3 Strategies to Prevent EHR Downtime

Advances in technology and mandates such as the HITECH Act has given technology an increasingly important role in healthcare, suggesting that healthcare organizations are going to become heavily reliant on technology for successful operations. For example, providers will depend on electronic health records when seeking patient information. But what would happen if the system went down? Organizations face the risk of delayed care to patients and medical errors if the application fails.

In addition to jeopardizing patient safety, system downtime can cause huge costs for healthcare organizations. A study by the AC Group for IT company Stratus calculated a $488 cost per hour per physician when the EHR system is down. Considering that the average uptime guarantee of vendors is 96 percent (AC Group), EHR downtime is a serious financial risk to hospitals.
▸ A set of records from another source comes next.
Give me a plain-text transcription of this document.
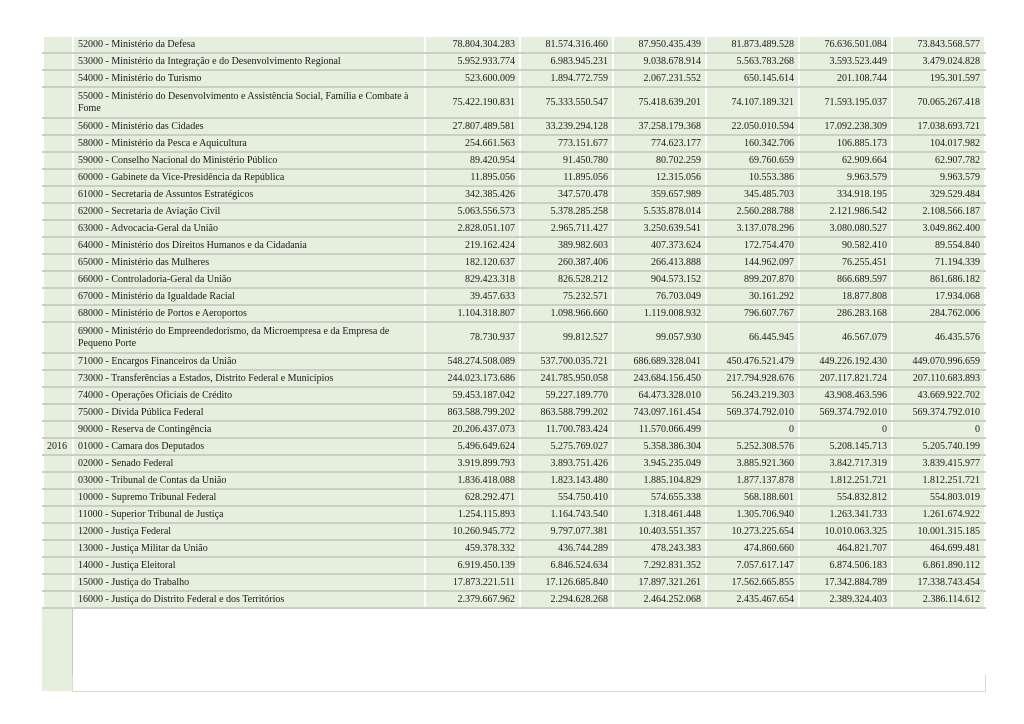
	52000 - Ministério da Defesa	78.804.304.283	81.574.316.460	87.950.435.439	81.873.489.528	76.636.501.084	73.843.568.577
	53000 - Ministério da Integração e do Desenvolvimento Regional	5.952.933.774	6.983.945.231	9.038.678.914	5.563.783.268	3.593.523.449	3.479.024.828
	54000 - Ministério do Turismo	523.600.009	1.894.772.759	2.067.231.552	650.145.614	201.108.744	195.301.597
	55000 - Ministério do Desenvolvimento e Assistência Social, Família e Combate à Fome	75.422.190.831	75.333.550.547	75.418.639.201	74.107.189.321	71.593.195.037	70.065.267.418
	56000 - Ministério das Cidades	27.807.489.581	33.239.294.128	37.258.179.368	22.050.010.594	17.092.238.309	17.038.693.721
	58000 - Ministério da Pesca e Aquicultura	254.661.563	773.151.677	774.623.177	160.342.706	106.885.173	104.017.982
	59000 - Conselho Nacional do Ministério Público	89.420.954	91.450.780	80.702.259	69.760.659	62.909.664	62.907.782
	60000 - Gabinete da Vice-Presidência da República	11.895.056	11.895.056	12.315.056	10.553.386	9.963.579	9.963.579
	61000 - Secretaria de Assuntos Estratégicos	342.385.426	347.570.478	359.657.989	345.485.703	334.918.195	329.529.484
	62000 - Secretaria de Aviação Civil	5.063.556.573	5.378.285.258	5.535.878.014	2.560.288.788	2.121.986.542	2.108.566.187
	63000 - Advocacia-Geral da União	2.828.051.107	2.965.711.427	3.250.639.541	3.137.078.296	3.080.080.527	3.049.862.400
	64000 - Ministério dos Direitos Humanos e da Cidadania	219.162.424	389.982.603	407.373.624	172.754.470	90.582.410	89.554.840
	65000 - Ministério das Mulheres	182.120.637	260.387.406	266.413.888	144.962.097	76.255.451	71.194.339
	66000 - Controladoria-Geral da União	829.423.318	826.528.212	904.573.152	899.207.870	866.689.597	861.686.182
	67000 - Ministério da Igualdade Racial	39.457.633	75.232.571	76.703.049	30.161.292	18.877.808	17.934.068
	68000 - Ministério de Portos e Aeroportos	1.104.318.807	1.098.966.660	1.119.008.932	796.607.767	286.283.168	284.762.006
	69000 - Ministério do Empreendedorismo, da Microempresa e da Empresa de Pequeno Porte	78.730.937	99.812.527	99.057.930	66.445.945	46.567.079	46.435.576
	71000 - Encargos Financeiros da União	548.274.508.089	537.700.035.721	686.689.328.041	450.476.521.479	449.226.192.430	449.070.996.659
	73000 - Transferências a Estados, Distrito Federal e Municípios	244.023.173.686	241.785.950.058	243.684.156.450	217.794.928.676	207.117.821.724	207.110.683.893
	74000 - Operações Oficiais de Crédito	59.453.187.042	59.227.189.770	64.473.328.010	56.243.219.303	43.908.463.596	43.669.922.702
	75000 - Dívida Pública Federal	863.588.799.202	863.588.799.202	743.097.161.454	569.374.792.010	569.374.792.010	569.374.792.010
	90000 - Reserva de Contingência	20.206.437.073	11.700.783.424	11.570.066.499	0	0	0
2016	01000 - Camara dos Deputados	5.496.649.624	5.275.769.027	5.358.386.304	5.252.308.576	5.208.145.713	5.205.740.199
	02000 - Senado Federal	3.919.899.793	3.893.751.426	3.945.235.049	3.885.921.360	3.842.717.319	3.839.415.977
	03000 - Tribunal de Contas da União	1.836.418.088	1.823.143.480	1.885.104.829	1.877.137.878	1.812.251.721	1.812.251.721
	10000 - Supremo Tribunal Federal	628.292.471	554.750.410	574.655.338	568.188.601	554.832.812	554.803.019
	11000 - Superior Tribunal de Justiça	1.254.115.893	1.164.743.540	1.318.461.448	1.305.706.940	1.263.341.733	1.261.674.922
	12000 - Justiça Federal	10.260.945.772	9.797.077.381	10.403.551.357	10.273.225.654	10.010.063.325	10.001.315.185
	13000 - Justiça Militar da União	459.378.332	436.744.289	478.243.383	474.860.660	464.821.707	464.699.481
	14000 - Justiça Eleitoral	6.919.450.139	6.846.524.634	7.292.831.352	7.057.617.147	6.874.506.183	6.861.890.112
	15000 - Justiça do Trabalho	17.873.221.511	17.126.685.840	17.897.321.261	17.562.665.855	17.342.884.789	17.338.743.454
	16000 - Justiça do Distrito Federal e dos Territórios	2.379.667.962	2.294.628.268	2.464.252.068	2.435.467.654	2.389.324.403	2.386.114.612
This risk is extended to any physicians the hospital has shared EHRs with. Peter Charland, head of business development and alliances at Stratus, gives an example of a New York hospital that implemented a community EHR available to the hospital, affiliated physicians and practices in the community. "The impact of downtime in that case would be catastrophic," he says. To minimize the probability of EHR downtime, he suggests hospitals implement high-availability software and execute the following three strategies.

1. Adopt resilient technologies. All components of the hardware need to be redundant, Mr. Charland says. However, "If this is all you do and something fails, the application can restart, but you are down until then," he says.

2. Practice proactive management.
"Proactive monitoring and management involves software laid over the resilient hardware and operating system to monitor and identify events that precede an outage taking place," Mr. Charland says. "Proactive management is important to take action on events before a problem occurs and remedy them so the application stays up and running."

3. Implement best practices.
While best practices largely depend on the kind of technology used and how it functions in each organization, one unilateral best practice is backing up, Mr. Charland says. "You need to ensure your back-up integrity regardless if you have implemented high availability or not," he says.